Autophagy in phenoconversion of differentiated and undifferentiated fibroblasts

Cardiac fibroblasts phenoconvert to hypersecretory myofibroblasts and deposit matrix resulting in cardiac fibrosis and autophagy that is associated to fibroproliferative events. Autophagy inhibition was studied in both primary (P0) rat cardiac fibroblasts (PF) and mouse embryonic fibroblasts (MEF). Autophagy was inhibited in PF using Baf‐A1 or 3‐MA while MEF ATG3 and ATG5 KO were also used. Western blot analysis, Immunofluorescence, and transmission electron microscopy were used to investigate autophagy and fibroblast to myofibroblast phenoconversion. α‐SMA and ED‐A fibronectin were assessed as phenoconversion markers.
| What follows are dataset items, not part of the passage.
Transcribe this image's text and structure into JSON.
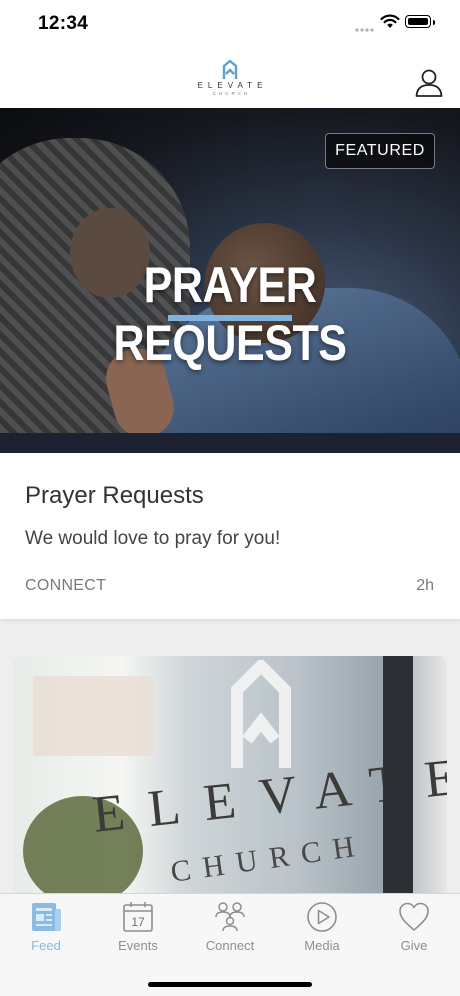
{
  "status_bar": {
    "time": "12:34"
  },
  "header": {
    "logo_text": "ELEVATE",
    "logo_subtext": "CHURCH"
  },
  "featured_post": {
    "image_title": "PRAYER REQUESTS",
    "badge": "FEATURED",
    "title": "Prayer Requests",
    "description": "We would love to pray for you!",
    "category": "CONNECT",
    "age": "2h"
  },
  "second_post": {
    "image_word": "ELEVATE",
    "image_sub": "CHURCH"
  },
  "tab_bar": {
    "tabs": [
      {
        "label": "Feed",
        "icon": "feed-icon",
        "active": true
      },
      {
        "label": "Events",
        "icon": "calendar-icon",
        "active": false,
        "icon_text": "17"
      },
      {
        "label": "Connect",
        "icon": "people-icon",
        "active": false
      },
      {
        "label": "Media",
        "icon": "play-icon",
        "active": false
      },
      {
        "label": "Give",
        "icon": "heart-icon",
        "active": false
      }
    ]
  },
  "colors": {
    "accent": "#87bce6",
    "inactive": "#8e8e8e",
    "hero_bar": "#7fb3e0"
  }
}
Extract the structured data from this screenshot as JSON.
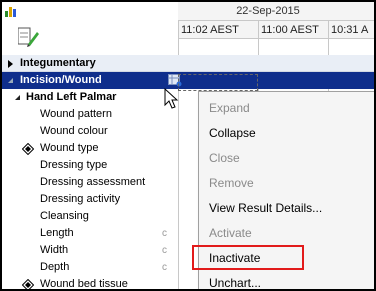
{
  "header": {
    "date": "22-Sep-2015",
    "times": [
      "11:02 AEST",
      "11:00 AEST",
      "10:31 A"
    ]
  },
  "tree": {
    "section_integumentary": "Integumentary",
    "section_incision": "Incision/Wound",
    "subsection": "Hand Left Palmar",
    "items": [
      {
        "label": "Wound pattern",
        "flag": ""
      },
      {
        "label": "Wound colour",
        "flag": ""
      },
      {
        "label": "Wound type",
        "flag": ""
      },
      {
        "label": "Dressing type",
        "flag": ""
      },
      {
        "label": "Dressing assessment",
        "flag": ""
      },
      {
        "label": "Dressing activity",
        "flag": ""
      },
      {
        "label": "Cleansing",
        "flag": ""
      },
      {
        "label": "Length",
        "flag": "c"
      },
      {
        "label": "Width",
        "flag": "c"
      },
      {
        "label": "Depth",
        "flag": "c"
      },
      {
        "label": "Wound bed tissue",
        "flag": ""
      }
    ]
  },
  "context_menu": {
    "items": [
      {
        "label": "Expand",
        "enabled": false
      },
      {
        "label": "Collapse",
        "enabled": true
      },
      {
        "label": "Close",
        "enabled": false
      },
      {
        "label": "Remove",
        "enabled": false
      },
      {
        "label": "View Result Details...",
        "enabled": true
      },
      {
        "label": "Activate",
        "enabled": false
      },
      {
        "label": "Inactivate",
        "enabled": true
      },
      {
        "label": "Unchart...",
        "enabled": true
      }
    ],
    "highlighted": "Inactivate",
    "highlight_color": "#e21b1b"
  },
  "colors": {
    "selected_row": "#0f2e8c",
    "section_row": "#e9eef6"
  }
}
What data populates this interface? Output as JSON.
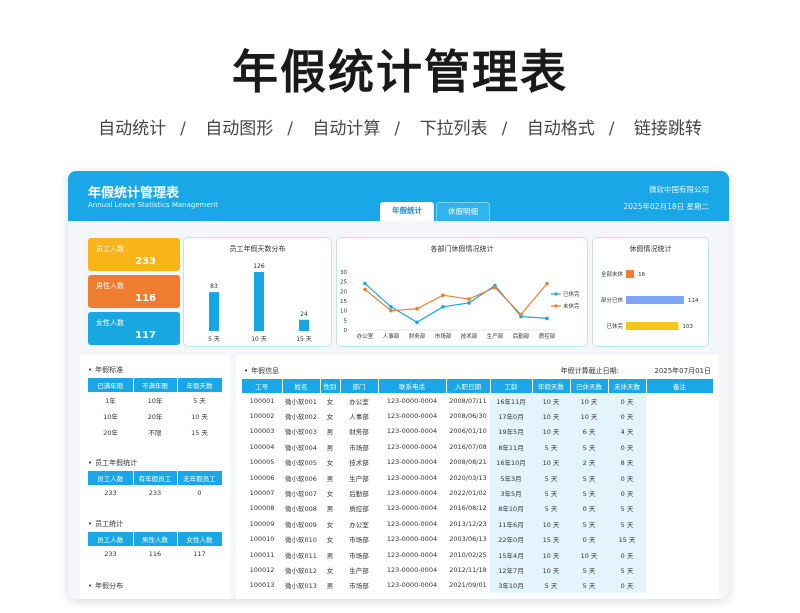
{
  "hero": {
    "title": "年假统计管理表",
    "features": [
      "自动统计",
      "自动图形",
      "自动计算",
      "下拉列表",
      "自动格式",
      "链接跳转"
    ],
    "separator": "/"
  },
  "panel": {
    "title": "年假统计管理表",
    "subtitle": "Annual Leave Statistics Management",
    "company": "微软中国有限公司",
    "date": "2025年02月18日 星期二",
    "tabs": [
      "年假统计",
      "休假明细"
    ]
  },
  "kpis": [
    {
      "label": "员工人数",
      "value": "233"
    },
    {
      "label": "男性人数",
      "value": "116"
    },
    {
      "label": "女性人数",
      "value": "117"
    }
  ],
  "chart_data": [
    {
      "type": "bar",
      "title": "员工年假天数分布",
      "categories": [
        "5 天",
        "10 天",
        "15 天"
      ],
      "values": [
        83,
        126,
        24
      ],
      "color": "#19a7e2"
    },
    {
      "type": "line",
      "title": "各部门休假情况统计",
      "categories": [
        "办公室",
        "人事部",
        "财务部",
        "市场部",
        "技术部",
        "生产部",
        "后勤部",
        "质控部"
      ],
      "ylim": [
        0,
        30
      ],
      "yticks": [
        0,
        5,
        10,
        15,
        20,
        25,
        30
      ],
      "series": [
        {
          "name": "已休完",
          "values": [
            24,
            12,
            4,
            12,
            14,
            23,
            7,
            6
          ],
          "color": "#19a7e2"
        },
        {
          "name": "未休完",
          "values": [
            21,
            10,
            11,
            18,
            16,
            22,
            8,
            24
          ],
          "color": "#ef7d31"
        }
      ],
      "legend": "right"
    },
    {
      "type": "bar",
      "orientation": "horizontal",
      "title": "休假情况统计",
      "categories": [
        "全部未休",
        "部分已休",
        "已休完"
      ],
      "values": [
        16,
        114,
        103
      ],
      "colors": [
        "#ef7d31",
        "#7ea4f5",
        "#fbc41c"
      ]
    }
  ],
  "left": {
    "standard": {
      "title": "年假标准",
      "headers": [
        "已满年限",
        "不满年限",
        "年假天数"
      ],
      "rows": [
        [
          "1年",
          "10年",
          "5 天"
        ],
        [
          "10年",
          "20年",
          "10 天"
        ],
        [
          "20年",
          "不限",
          "15 天"
        ]
      ]
    },
    "leave_stats": {
      "title": "员工年假统计",
      "headers": [
        "员工人数",
        "有年假员工",
        "无年假员工"
      ],
      "rows": [
        [
          "233",
          "233",
          "0"
        ]
      ]
    },
    "staff_stats": {
      "title": "员工统计",
      "headers": [
        "员工人数",
        "男性人数",
        "女性人数"
      ],
      "rows": [
        [
          "233",
          "116",
          "117"
        ]
      ]
    },
    "distribution_title": "年假分布"
  },
  "info": {
    "title": "年假信息",
    "date_label": "年假计算截止日期:",
    "date_value": "2025年07月01日",
    "headers": [
      "工号",
      "姓名",
      "性别",
      "部门",
      "联系电话",
      "入职日期",
      "工龄",
      "年假天数",
      "已休天数",
      "未休天数",
      "备注"
    ],
    "rows": [
      [
        "100001",
        "微小软001",
        "女",
        "办公室",
        "123-0000-0004",
        "2008/07/11",
        "16年11月",
        "10 天",
        "10 天",
        "0 天",
        ""
      ],
      [
        "100002",
        "微小软002",
        "女",
        "人事部",
        "123-0000-0004",
        "2008/06/30",
        "17年0月",
        "10 天",
        "10 天",
        "0 天",
        ""
      ],
      [
        "100003",
        "微小软003",
        "男",
        "财务部",
        "123-0000-0004",
        "2006/01/10",
        "19年5月",
        "10 天",
        "6 天",
        "4 天",
        ""
      ],
      [
        "100004",
        "微小软004",
        "男",
        "市场部",
        "123-0000-0004",
        "2016/07/08",
        "8年11月",
        "5 天",
        "5 天",
        "0 天",
        ""
      ],
      [
        "100005",
        "微小软005",
        "女",
        "技术部",
        "123-0000-0004",
        "2008/08/21",
        "16年10月",
        "10 天",
        "2 天",
        "8 天",
        ""
      ],
      [
        "100006",
        "微小软006",
        "男",
        "生产部",
        "123-0000-0004",
        "2020/03/13",
        "5年3月",
        "5 天",
        "5 天",
        "0 天",
        ""
      ],
      [
        "100007",
        "微小软007",
        "女",
        "后勤部",
        "123-0000-0004",
        "2022/01/02",
        "3年5月",
        "5 天",
        "5 天",
        "0 天",
        ""
      ],
      [
        "100008",
        "微小软008",
        "男",
        "质控部",
        "123-0000-0004",
        "2016/08/12",
        "8年10月",
        "5 天",
        "0 天",
        "5 天",
        ""
      ],
      [
        "100009",
        "微小软009",
        "女",
        "办公室",
        "123-0000-0004",
        "2013/12/23",
        "11年6月",
        "10 天",
        "5 天",
        "5 天",
        ""
      ],
      [
        "100010",
        "微小软010",
        "女",
        "市场部",
        "123-0000-0004",
        "2003/06/13",
        "22年0月",
        "15 天",
        "0 天",
        "15 天",
        ""
      ],
      [
        "100011",
        "微小软011",
        "男",
        "市场部",
        "123-0000-0004",
        "2010/02/25",
        "15年4月",
        "10 天",
        "10 天",
        "0 天",
        ""
      ],
      [
        "100012",
        "微小软012",
        "女",
        "生产部",
        "123-0000-0004",
        "2012/11/18",
        "12年7月",
        "10 天",
        "5 天",
        "5 天",
        ""
      ],
      [
        "100013",
        "微小软013",
        "男",
        "市场部",
        "123-0000-0004",
        "2021/09/01",
        "3年10月",
        "5 天",
        "5 天",
        "0 天",
        ""
      ]
    ]
  }
}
Inhibition of autophagy was revealed by punctate LC3‐II staining and double membrane autophagosomes in combination with decreased myofibroblast markers in PF vs. controls. Inhibition of autolysosome formation and accumulation of autophagosomes were found in Baf‐A1 treated cells. Conversely, ATG3 and ATG5 KO MEF cells showed increased myofibroblast markers vs. WT controls. Increased α‐SMA was seen in MEF ATG3 and ATG5 KO vs. controls while inhibition of autophagy in PFs showed diminished myofibroblastic phenotype vs. controls. A link between fibroblast phenoconversion and autophagy is established. This effect is dependent on cell type eg, PFs vs. MEFs. This finding illustrates that autophagy functions in a variable manner in differentiated vs. non‐differentiated fibroblasts.